Simon Flannery - Morgan Stanley

Great. And on the balance sheet?

Anthony W. Thomas

Yeah, Simon this is Tony. On the balance sheet, we continue to have a view that the leverage profile that we've maintained over the last three and a half years is the right profile for the company and as we evaluate the acquisitions and do acquisitions ultimately we look to maintain that leverage profile within that range. What we – what you experienced though that – typically we were able to accomplish that after affecting for synergies. So there's a timing element where we will achieve the synergies a little bit later in the process which ultimately will enable us to get back to that historical leverage ratio. But overall we're in very good shape on the balance sheet as Jeff alluded to, we will tap the revolver to fund remaining portion of the Iowa cash proceeds and we're very pleased where we ended up 2009.

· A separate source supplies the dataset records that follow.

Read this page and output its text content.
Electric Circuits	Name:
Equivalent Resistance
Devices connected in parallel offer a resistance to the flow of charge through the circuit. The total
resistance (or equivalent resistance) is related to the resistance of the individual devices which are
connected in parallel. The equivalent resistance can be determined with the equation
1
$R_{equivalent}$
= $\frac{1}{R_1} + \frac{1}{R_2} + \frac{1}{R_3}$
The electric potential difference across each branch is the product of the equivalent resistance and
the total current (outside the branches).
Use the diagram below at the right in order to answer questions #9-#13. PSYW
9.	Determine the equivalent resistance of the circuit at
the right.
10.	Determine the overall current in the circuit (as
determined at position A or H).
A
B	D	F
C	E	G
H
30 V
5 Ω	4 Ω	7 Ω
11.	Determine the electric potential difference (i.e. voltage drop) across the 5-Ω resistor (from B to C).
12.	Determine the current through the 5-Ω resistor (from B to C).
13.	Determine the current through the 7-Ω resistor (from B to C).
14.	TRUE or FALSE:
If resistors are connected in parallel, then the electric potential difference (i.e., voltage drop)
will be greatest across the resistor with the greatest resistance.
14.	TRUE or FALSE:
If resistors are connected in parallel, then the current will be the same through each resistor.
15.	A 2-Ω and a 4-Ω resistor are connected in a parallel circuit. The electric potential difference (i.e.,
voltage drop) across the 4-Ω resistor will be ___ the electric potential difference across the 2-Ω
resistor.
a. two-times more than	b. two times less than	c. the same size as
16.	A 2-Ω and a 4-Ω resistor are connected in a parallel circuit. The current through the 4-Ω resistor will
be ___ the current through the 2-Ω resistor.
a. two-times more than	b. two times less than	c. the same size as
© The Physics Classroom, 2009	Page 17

Simon Flannery - Morgan Stanley

Thank you.

Operator

Your next question is from Michael Rollins with Citi.

Michael Rollins - Citi

Hi, good morning. Two questions. First of all can you talk about what the tax benefits you're seeing from the stimulus – I guess of '09 and '08 and what it actually encapsulated in your expectations for 2010? And second question is – it looked like from the ProForma numbers – I guess this would be ex NuVox that revenue grew sequentially ProForma 3Q to 4Q. Is that something that is seasonal in nature, or is there some sort of turn in the ProForma operations that we should be more focused on? Thanks.

Jeffery R. Gardner

Okay, Michael I think – Tony would you tackle both those questions?

Anthony W. Thomas

Yes, Michael thanks for the questions. On taxes, our 2009 results obviously received the benefits of the bonus depreciation which was part of the stimulus package plus we had another discreet tax initiative in 2009. The bonus depreciation is a pull forded (ph) depreciation from upcoming years and that benefit was approximately $40 million to $50 million in 2009. And that's what's really resulting in – just simply a timing difference around cash taxes. Probably the important point to make as you look at our free cash flow is ultimately excluding taxes, you know we're expecting flat to growing free cash flow in 2010 as compared to 2009, with the taxes really simply being a timing difference between the years.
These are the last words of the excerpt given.